The deal is expected to draw regulatory scrutiny. Analysts anticipate “The Federal Trade Commission is likely to do a deep look at the transaction as the list of ‘significant’ operators in the DJ Basin drops to three from four with the deal.”
The Biden Administration has generally championed more aggressive antitrust scrutiny and set its sights on companies ranging from U.S. Sugar to Google, though courts have largely rejected the Administration’s antitrust crusade thus far. At the same time, the Biden Administration has sought to increase domestic oil production to counter the soaring prices as well as leverage over Russia following its invasion of Ukraine.
After decades of declining oil production, the United States dramatically reversed course by employing new technologies to access reserves previously inaccessible. The “Shale Revolution” began in the mid 2000s and has led to a large increase in U.S. oil production as hydraulic fracturing enabled producers to drive huge quantities of oil from the nation’s vast shale fields.
This shift has had critical geopolitical consequences. Most recently, the U.S.’s role as a net exporter of oil has empowered the nation to ban Russia oil. According to the White House, “The United States is able to take this step because of our strong domestic energy infrastructure and we recognize that not all of our Allies and partners are currently in a position to join us.
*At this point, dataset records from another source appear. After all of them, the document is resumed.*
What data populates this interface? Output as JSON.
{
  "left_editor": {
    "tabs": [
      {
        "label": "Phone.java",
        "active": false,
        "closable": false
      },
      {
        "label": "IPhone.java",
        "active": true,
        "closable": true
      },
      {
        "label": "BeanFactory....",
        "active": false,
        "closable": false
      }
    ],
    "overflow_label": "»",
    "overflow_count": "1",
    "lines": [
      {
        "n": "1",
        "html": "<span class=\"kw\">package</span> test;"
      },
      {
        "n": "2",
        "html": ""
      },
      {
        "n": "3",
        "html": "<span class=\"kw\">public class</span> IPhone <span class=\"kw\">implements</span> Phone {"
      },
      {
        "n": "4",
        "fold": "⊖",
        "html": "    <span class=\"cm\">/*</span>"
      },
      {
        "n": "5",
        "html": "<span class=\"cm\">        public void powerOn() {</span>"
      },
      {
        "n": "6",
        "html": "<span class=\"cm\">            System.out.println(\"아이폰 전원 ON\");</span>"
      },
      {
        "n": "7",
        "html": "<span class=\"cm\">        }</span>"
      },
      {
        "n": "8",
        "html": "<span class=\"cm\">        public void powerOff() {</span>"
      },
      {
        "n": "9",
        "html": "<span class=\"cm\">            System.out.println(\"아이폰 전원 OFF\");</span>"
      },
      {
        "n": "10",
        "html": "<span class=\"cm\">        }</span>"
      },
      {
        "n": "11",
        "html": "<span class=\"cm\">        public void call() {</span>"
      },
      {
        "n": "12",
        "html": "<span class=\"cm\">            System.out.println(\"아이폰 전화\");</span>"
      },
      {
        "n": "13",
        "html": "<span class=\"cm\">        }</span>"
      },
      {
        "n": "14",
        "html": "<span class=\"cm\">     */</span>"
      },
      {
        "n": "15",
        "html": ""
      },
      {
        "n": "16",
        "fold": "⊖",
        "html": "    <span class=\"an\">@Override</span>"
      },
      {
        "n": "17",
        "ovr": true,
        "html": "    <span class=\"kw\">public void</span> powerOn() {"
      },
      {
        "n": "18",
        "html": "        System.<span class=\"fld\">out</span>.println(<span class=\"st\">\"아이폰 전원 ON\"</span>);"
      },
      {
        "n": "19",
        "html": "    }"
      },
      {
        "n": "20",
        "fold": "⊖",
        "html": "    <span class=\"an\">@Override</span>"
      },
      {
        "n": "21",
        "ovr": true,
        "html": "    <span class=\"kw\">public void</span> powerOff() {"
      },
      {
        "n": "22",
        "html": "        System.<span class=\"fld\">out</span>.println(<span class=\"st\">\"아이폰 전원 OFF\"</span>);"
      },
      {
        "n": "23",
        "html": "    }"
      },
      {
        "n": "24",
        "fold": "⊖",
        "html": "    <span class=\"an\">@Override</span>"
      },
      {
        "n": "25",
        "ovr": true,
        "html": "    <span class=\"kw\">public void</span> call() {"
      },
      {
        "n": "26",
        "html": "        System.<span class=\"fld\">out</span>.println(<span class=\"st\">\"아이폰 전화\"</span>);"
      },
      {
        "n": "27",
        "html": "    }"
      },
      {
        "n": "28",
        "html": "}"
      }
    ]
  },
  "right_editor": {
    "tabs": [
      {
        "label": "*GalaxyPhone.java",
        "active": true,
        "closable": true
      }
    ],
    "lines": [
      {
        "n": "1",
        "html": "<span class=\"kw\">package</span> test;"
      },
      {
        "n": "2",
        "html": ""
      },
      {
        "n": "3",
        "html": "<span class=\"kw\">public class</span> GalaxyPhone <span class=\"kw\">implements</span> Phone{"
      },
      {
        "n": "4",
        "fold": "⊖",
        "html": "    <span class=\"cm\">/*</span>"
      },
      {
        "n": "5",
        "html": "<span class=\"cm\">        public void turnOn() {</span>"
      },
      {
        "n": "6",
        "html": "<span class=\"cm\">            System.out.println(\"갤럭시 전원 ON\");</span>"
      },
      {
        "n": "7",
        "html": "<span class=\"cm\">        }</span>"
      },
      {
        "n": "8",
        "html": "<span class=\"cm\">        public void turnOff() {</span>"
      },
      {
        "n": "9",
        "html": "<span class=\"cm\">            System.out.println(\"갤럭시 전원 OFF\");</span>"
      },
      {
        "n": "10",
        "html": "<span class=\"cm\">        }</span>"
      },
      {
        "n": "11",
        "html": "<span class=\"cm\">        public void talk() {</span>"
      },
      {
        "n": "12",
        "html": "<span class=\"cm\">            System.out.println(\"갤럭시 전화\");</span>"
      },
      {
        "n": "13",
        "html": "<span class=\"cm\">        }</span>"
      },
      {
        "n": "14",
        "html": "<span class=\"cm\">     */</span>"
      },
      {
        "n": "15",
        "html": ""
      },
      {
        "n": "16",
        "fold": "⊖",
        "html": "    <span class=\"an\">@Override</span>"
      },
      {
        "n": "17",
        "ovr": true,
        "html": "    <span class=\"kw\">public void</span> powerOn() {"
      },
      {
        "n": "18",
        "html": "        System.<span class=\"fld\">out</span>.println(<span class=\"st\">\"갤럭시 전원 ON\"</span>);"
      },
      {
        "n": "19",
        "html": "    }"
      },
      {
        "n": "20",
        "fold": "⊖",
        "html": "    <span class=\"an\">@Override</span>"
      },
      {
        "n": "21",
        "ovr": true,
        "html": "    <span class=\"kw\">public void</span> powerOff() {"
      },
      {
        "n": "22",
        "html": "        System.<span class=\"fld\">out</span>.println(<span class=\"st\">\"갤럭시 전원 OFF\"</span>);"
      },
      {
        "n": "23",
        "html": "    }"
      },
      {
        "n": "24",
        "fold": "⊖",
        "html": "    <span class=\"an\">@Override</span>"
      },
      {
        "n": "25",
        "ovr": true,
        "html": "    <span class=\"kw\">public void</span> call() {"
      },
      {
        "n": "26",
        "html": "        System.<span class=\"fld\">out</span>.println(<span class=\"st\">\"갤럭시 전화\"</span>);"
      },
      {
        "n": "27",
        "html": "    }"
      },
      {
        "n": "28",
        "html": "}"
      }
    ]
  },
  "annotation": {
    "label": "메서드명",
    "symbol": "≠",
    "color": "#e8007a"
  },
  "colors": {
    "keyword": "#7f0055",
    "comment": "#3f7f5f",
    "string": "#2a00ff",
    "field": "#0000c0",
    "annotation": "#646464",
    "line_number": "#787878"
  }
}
But we are united with our Allies and partners in working together to reduce our collective dependence on Russian energy and keep the pressure mounting on Putin.”
Toward this end, President Biden walked back his campaign promise to prevent any more drilling on federal lands. In March 2023 alone, the Administration opened federal territory in both Alaska and the Gulf of Mexico to new oil drilling.
One of the focuses of the Chevron-PDC deal is also the key to the United States’ continued production: the Permian basin. Located in western Texas and southeastern New Mexico, the Permian produces nearly 50% of the total U.S. supply. “The immense quantities of oil and gas in the Delaware basin make up the largest deposit of oil and gas ever documented by the USGS in the USA. Quite simply, it’s the nation’s premier energy play with some of the largest recoverable reserves in the world.”
According to Matterhorn’s comprehensive M&A database, which harnesses AI to track current and historical deals, Chevron is advised by Paul, Weiss, Rifkind, Wharton & Garrison LLP, while PNC is advised by Wachtell, Lipton, Rosen & Katz and Davis Graham & Stubbs LLP.